For the first time ever, virtual machine shipments have overtaken those of physical servers.
According to research company IDC, the number of virtual machine shipments in Europe last year topped 2 million units and is expected to grow even more in 2009.
Figures just released show that the number of server systems shipped with a virtualisation platform on top increased by 26.5 percent in 2008.
"The accelerated adoption on the x86 side of the server market is making virtualisation a crucial factor, changing the approach of suppliers and the deployment habits of customers throughout Europe," said Giorgio Nebuloni, research analyst with IDC European Systems and Infrastructure Solutions.
"In 2008, approximately 18.3 percent of all servers shipped in Western Europe were virtualised, against 14.6 percent in 2007, and we expect the percentage to grow to almost 21 percent in 2010."

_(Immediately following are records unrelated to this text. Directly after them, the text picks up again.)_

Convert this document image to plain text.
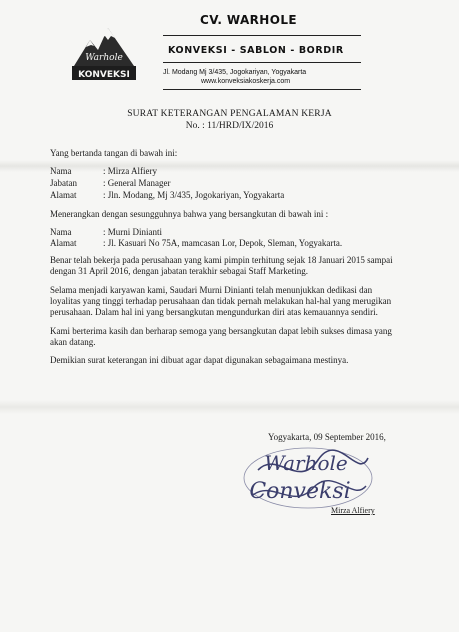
KONVEKSI
Warhole
CV. WARHOLE
KONVEKSI - SABLON - BORDIR
Jl. Modang Mj 3/435, Jogokariyan, Yogyakarta
www.konveksiakoskerja.com
SURAT KETERANGAN PENGALAMAN KERJA
No. : 11/HRD/IX/2016
Yang bertanda tangan di bawah ini:
Nama	: Mirza Alfiery
Jabatan	: General Manager
Alamat	: Jln. Modang, Mj 3/435, Jogokariyan, Yogyakarta
Menerangkan dengan sesungguhnya bahwa yang bersangkutan di bawah ini :
Nama	: Murni Dinianti
Alamat	: Jl. Kasuari No 75A, mamcasan Lor, Depok, Sleman, Yogyakarta.
Benar telah bekerja pada perusahaan yang kami pimpin terhitung sejak 18 Januari 2015 sampai
dengan 31 April 2016, dengan jabatan terakhir sebagai Staff Marketing.
Selama menjadi karyawan kami, Saudari Murni Dinianti telah menunjukkan dedikasi dan
loyalitas yang tinggi terhadap perusahaan dan tidak pernah melakukan hal-hal yang merugikan
perusahaan. Dalam hal ini yang bersangkutan mengundurkan diri atas kemauannya sendiri.
Kami berterima kasih dan berharap semoga yang bersangkutan dapat lebih sukses dimasa yang
akan datang.
Demikian surat keterangan ini dibuat agar dapat digunakan sebagaimana mestinya.
Yogyakarta, 09 September 2016,
Warhole
Conveksi
Mirza Alfiery
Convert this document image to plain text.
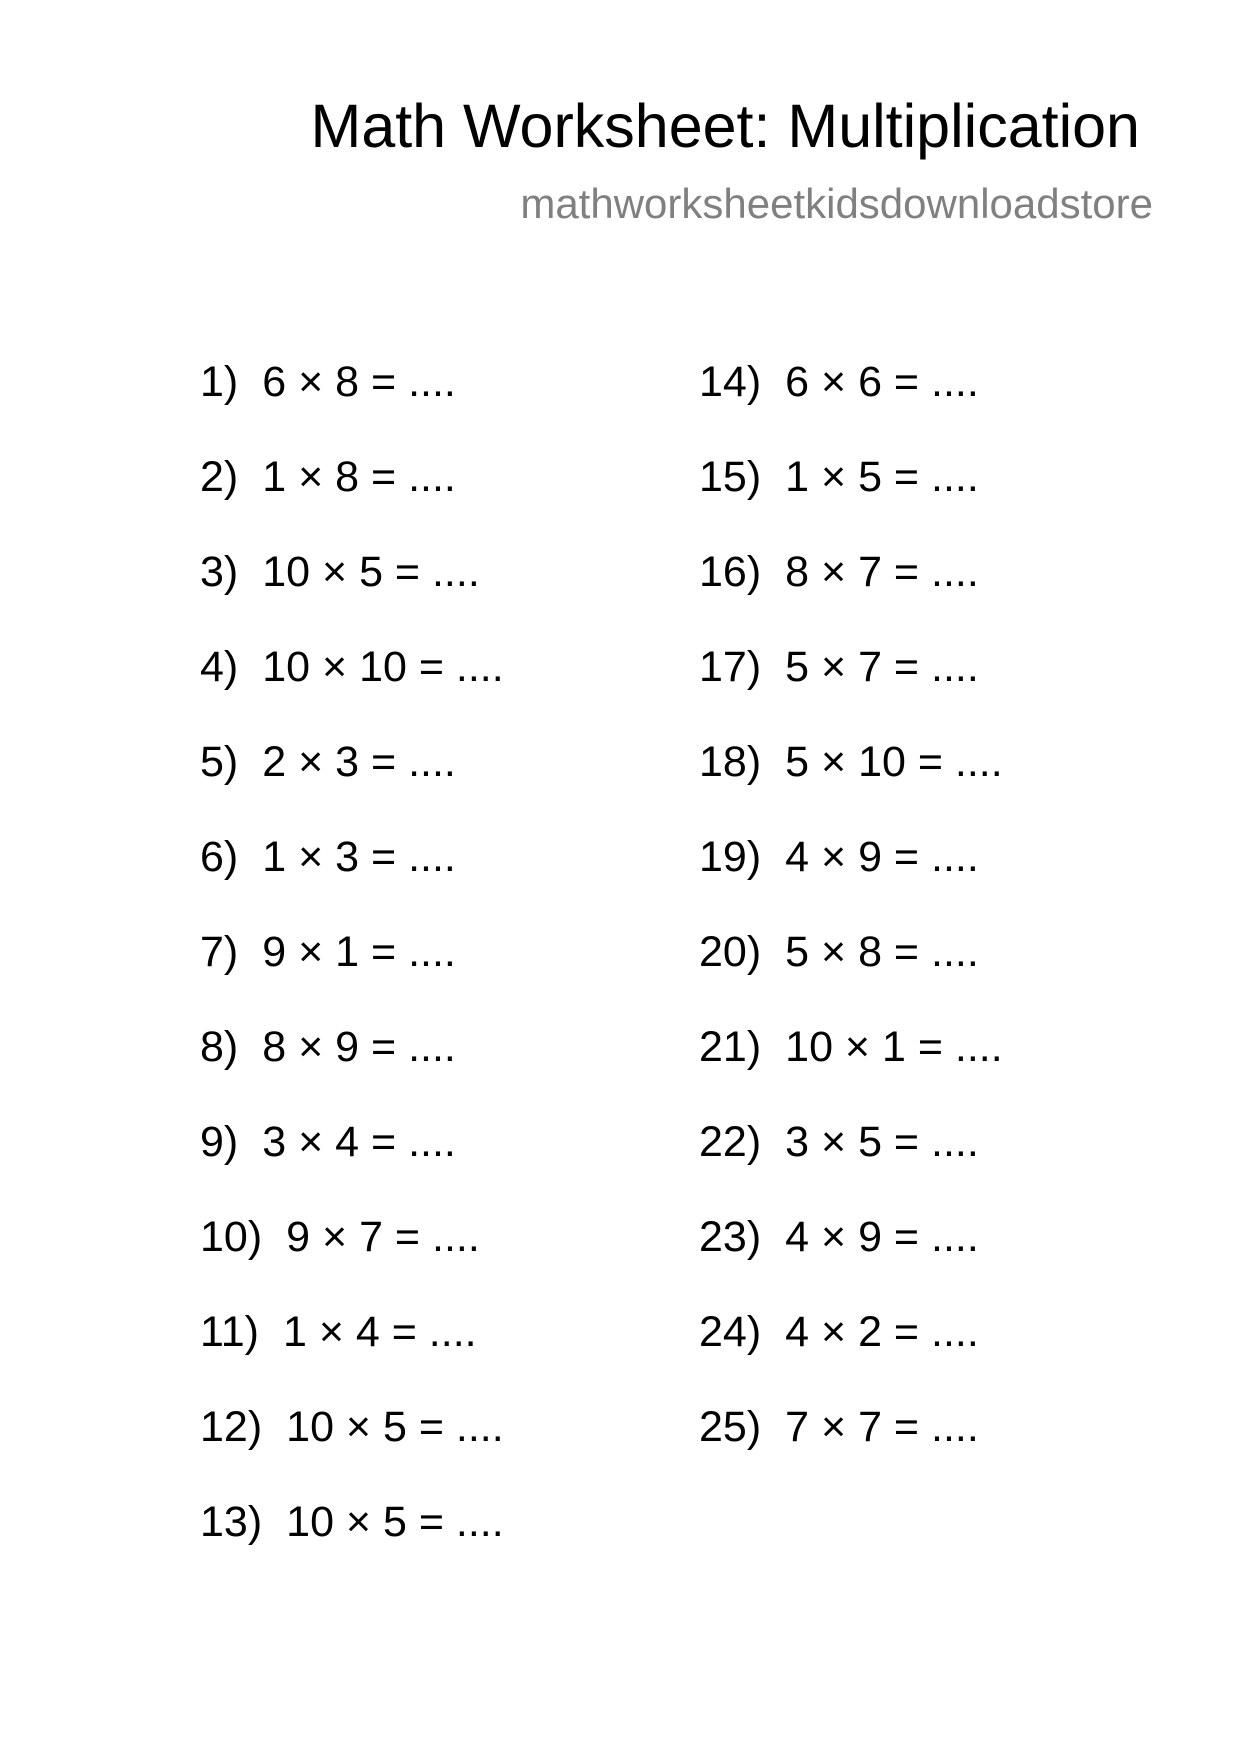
Math Worksheet: Multiplication
mathworksheetkidsdownloadstore
1) 6 × 8 = ....
2) 1 × 8 = ....
3) 10 × 5 = ....
4) 10 × 10 = ....
5) 2 × 3 = ....
6) 1 × 3 = ....
7) 9 × 1 = ....
8) 8 × 9 = ....
9) 3 × 4 = ....
10) 9 × 7 = ....
11) 1 × 4 = ....
12) 10 × 5 = ....
13) 10 × 5 = ....
14) 6 × 6 = ....
15) 1 × 5 = ....
16) 8 × 7 = ....
17) 5 × 7 = ....
18) 5 × 10 = ....
19) 4 × 9 = ....
20) 5 × 8 = ....
21) 10 × 1 = ....
22) 3 × 5 = ....
23) 4 × 9 = ....
24) 4 × 2 = ....
25) 7 × 7 = ....
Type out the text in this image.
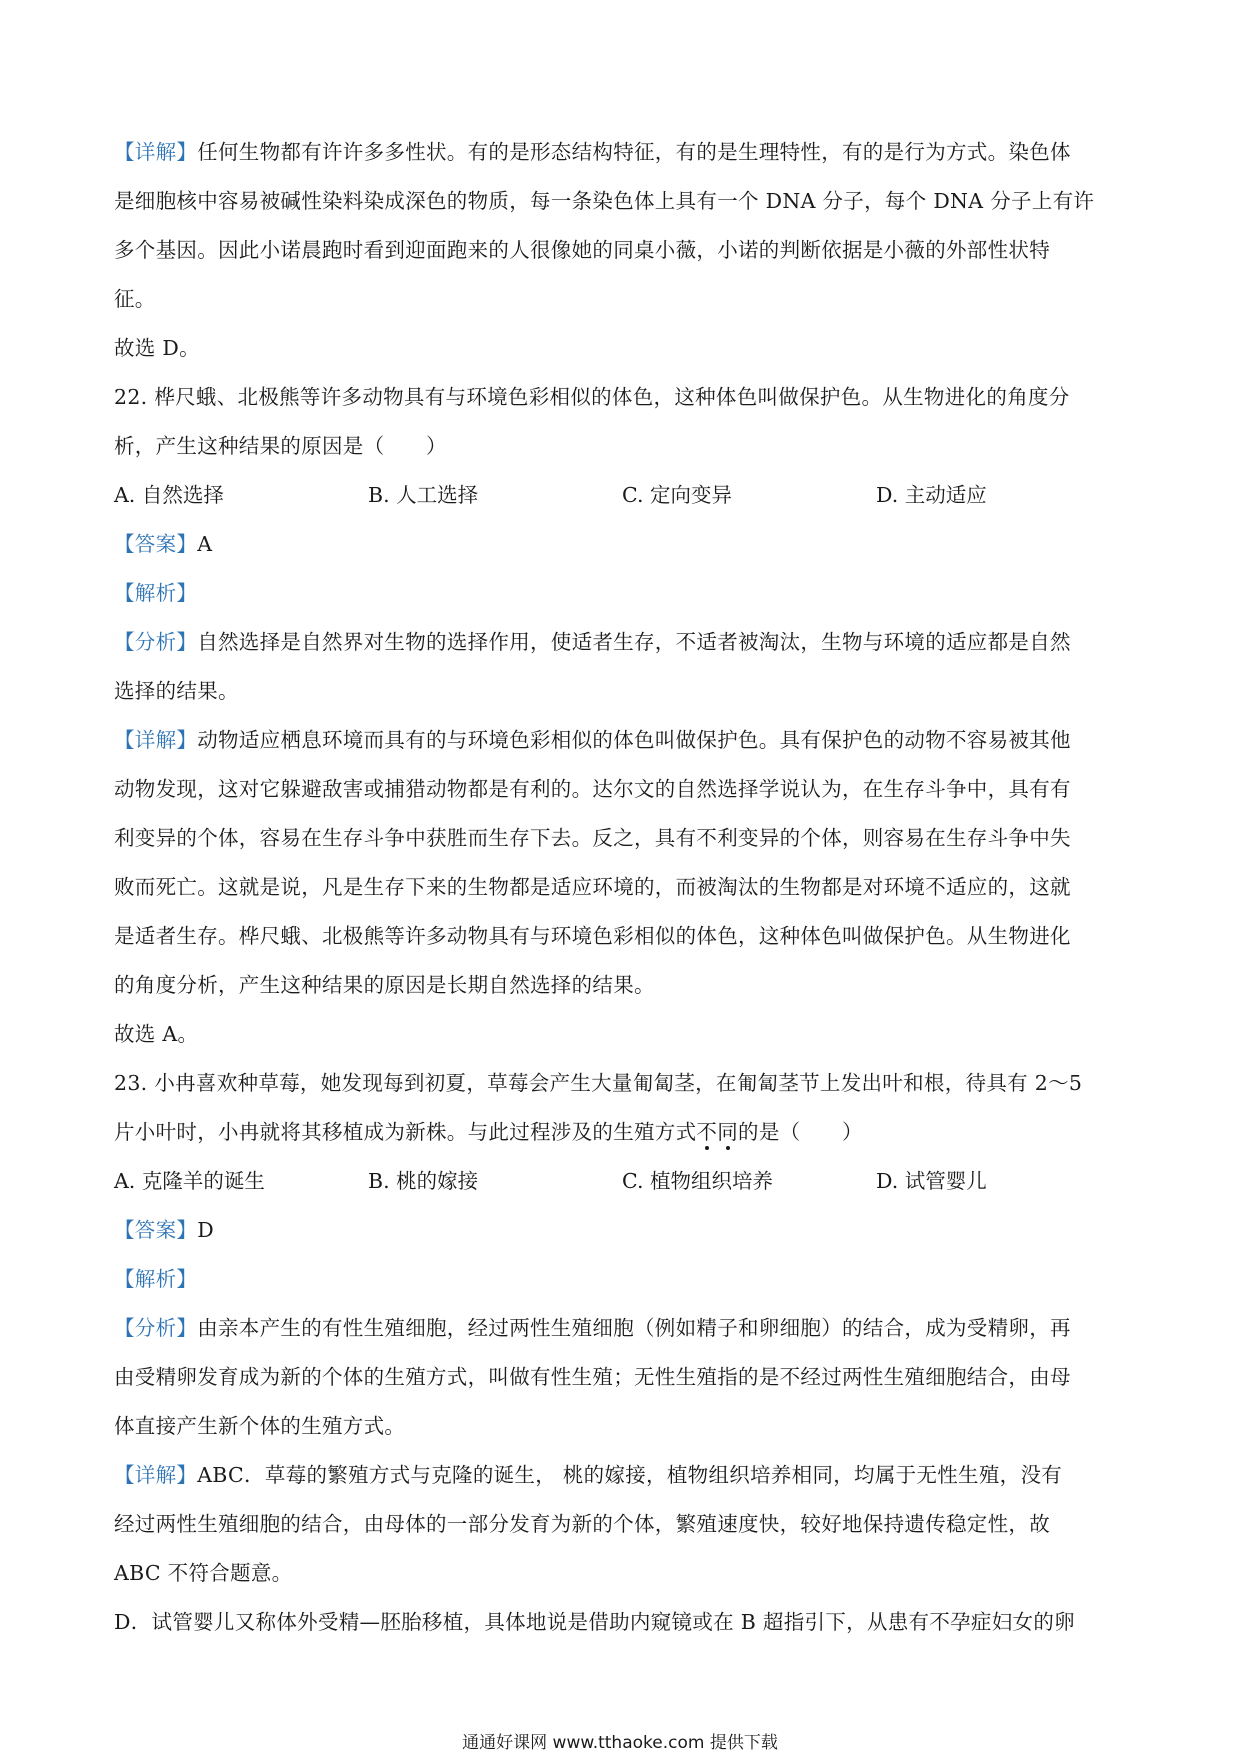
【详解】任何生物都有许许多多性状。有的是形态结构特征，有的是生理特性，有的是行为方式。染色体

是细胞核中容易被碱性染料染成深色的物质，每一条染色体上具有一个 DNA 分子，每个 DNA 分子上有许

多个基因。因此小诺晨跑时看到迎面跑来的人很像她的同桌小薇，小诺的判断依据是小薇的外部性状特

征。

故选 D。

22. 桦尺蛾、北极熊等许多动物具有与环境色彩相似的体色，这种体色叫做保护色。从生物进化的角度分

析，产生这种结果的原因是（　　）

A. 自然选择	B. 人工选择	C. 定向变异	D. 主动适应

【答案】A

【解析】

【分析】自然选择是自然界对生物的选择作用，使适者生存，不适者被淘汰，生物与环境的适应都是自然

选择的结果。

【详解】动物适应栖息环境而具有的与环境色彩相似的体色叫做保护色。具有保护色的动物不容易被其他

动物发现，这对它躲避敌害或捕猎动物都是有利的。达尔文的自然选择学说认为，在生存斗争中，具有有

利变异的个体，容易在生存斗争中获胜而生存下去。反之，具有不利变异的个体，则容易在生存斗争中失

败而死亡。这就是说，凡是生存下来的生物都是适应环境的，而被淘汰的生物都是对环境不适应的，这就

是适者生存。桦尺蛾、北极熊等许多动物具有与环境色彩相似的体色，这种体色叫做保护色。从生物进化

的角度分析，产生这种结果的原因是长期自然选择的结果。

故选 A。

23. 小冉喜欢种草莓，她发现每到初夏，草莓会产生大量匍匐茎，在匍匐茎节上发出叶和根，待具有 2～5

片小叶时，小冉就将其移植成为新株。与此过程涉及的生殖方式不同的是（　　）

A. 克隆羊的诞生	B. 桃的嫁接	C. 植物组织培养	D. 试管婴儿

【答案】D

【解析】

【分析】由亲本产生的有性生殖细胞，经过两性生殖细胞（例如精子和卵细胞）的结合，成为受精卵，再

由受精卵发育成为新的个体的生殖方式，叫做有性生殖；无性生殖指的是不经过两性生殖细胞结合，由母

体直接产生新个体的生殖方式。

【详解】ABC．草莓的繁殖方式与克隆的诞生， 桃的嫁接，植物组织培养相同，均属于无性生殖，没有

经过两性生殖细胞的结合，由母体的一部分发育为新的个体，繁殖速度快，较好地保持遗传稳定性，故

ABC 不符合题意。

D．试管婴儿又称体外受精—胚胎移植，具体地说是借助内窥镜或在 B 超指引下，从患有不孕症妇女的卵

通通好课网 www.tthaoke.com 提供下载
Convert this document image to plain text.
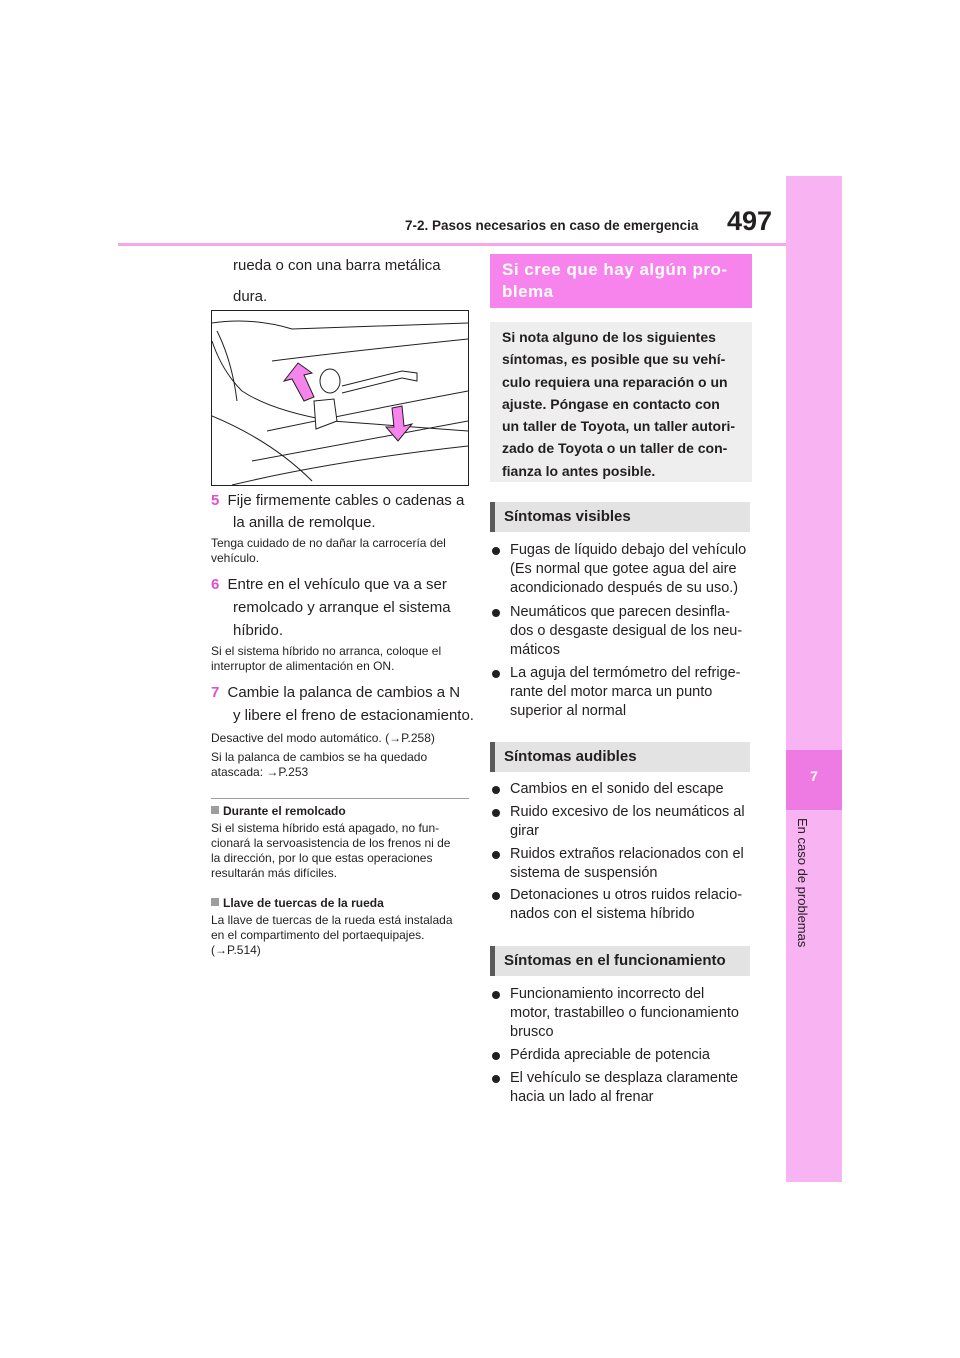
7-2. Pasos necesarios en caso de emergencia 497
7
En caso de problemas
rueda o con una barra metálica
dura.
5 Fije firmemente cables o cadenas a
la anilla de remolque.
Tenga cuidado de no dañar la carrocería del
vehículo.
6 Entre en el vehículo que va a ser
remolcado y arranque el sistema
híbrido.
Si el sistema híbrido no arranca, coloque el
interruptor de alimentación en ON.
7 Cambie la palanca de cambios a N
y libere el freno de estacionamiento.
Desactive del modo automático. (→P.258)
Si la palanca de cambios se ha quedado
atascada: →P.253
Durante el remolcado
Si el sistema híbrido está apagado, no fun-
cionará la servoasistencia de los frenos ni de
la dirección, por lo que estas operaciones
resultarán más difíciles.
Llave de tuercas de la rueda
La llave de tuercas de la rueda está instalada
en el compartimento del portaequipajes.
(→P.514)
Si cree que hay algún pro-
blema
Si nota alguno de los siguientes
síntomas, es posible que su vehí-
culo requiera una reparación o un
ajuste. Póngase en contacto con
un taller de Toyota, un taller autori-
zado de Toyota o un taller de con-
fianza lo antes posible.
Síntomas visibles
Fugas de líquido debajo del vehículo
(Es normal que gotee agua del aire
acondicionado después de su uso.)
Neumáticos que parecen desinfla-
dos o desgaste desigual de los neu-
máticos
La aguja del termómetro del refrige-
rante del motor marca un punto
superior al normal
Síntomas audibles
Cambios en el sonido del escape
Ruido excesivo de los neumáticos al
girar
Ruidos extraños relacionados con el
sistema de suspensión
Detonaciones u otros ruidos relacio-
nados con el sistema híbrido
Síntomas en el funcionamiento
Funcionamiento incorrecto del
motor, trastabilleo o funcionamiento
brusco
Pérdida apreciable de potencia
El vehículo se desplaza claramente
hacia un lado al frenar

According to IDC, in 2009 VM shipments will exceed physical server shipments by more than 10 percent. And in 2013, the company estimates that the ratio between virtual and physical server shipments will be 3:2.
"We believe the current economic crisis to be increasingly intertwined with virtualisation adoption, as the combined need to squeeze costs with the existing assets and the weak demand for new hardware are accelerating its technological impact within customer installed bases," said Nathaniel Martinez, program director, European Enterprise Servers.
"The disruption is becoming visible on the supply side as well, as server design shifts toward virtualisation-friendly architectures in specific segments and new players enter the marketplace, attracted by the revenue potential linked with a fully virtualized x86 server stack."
But this growth in virtualisation, while bringing financial benefits can cause other problems said Nebuloni. "The deployment of virtual machines can generate sprawling environments, where IT managers lose visibility on the amount of VMs and on their actual utilisation.
The set up of operative procedures for virtualised environments requires an integration within the existing legacy infrastructure, which most of the times comprises midrange and mainframe pools," he said.
Nebuloni also pointed out that the increasing use of virtualisation could lead to some fundamental changes within organisations. "New practices will have to be put in place, responding to the increasing overlap in the internal areas of responsibility of the IT staff, as storage, server, and network administrators will need to cooperate more closely to tackle interconnected issues," he said.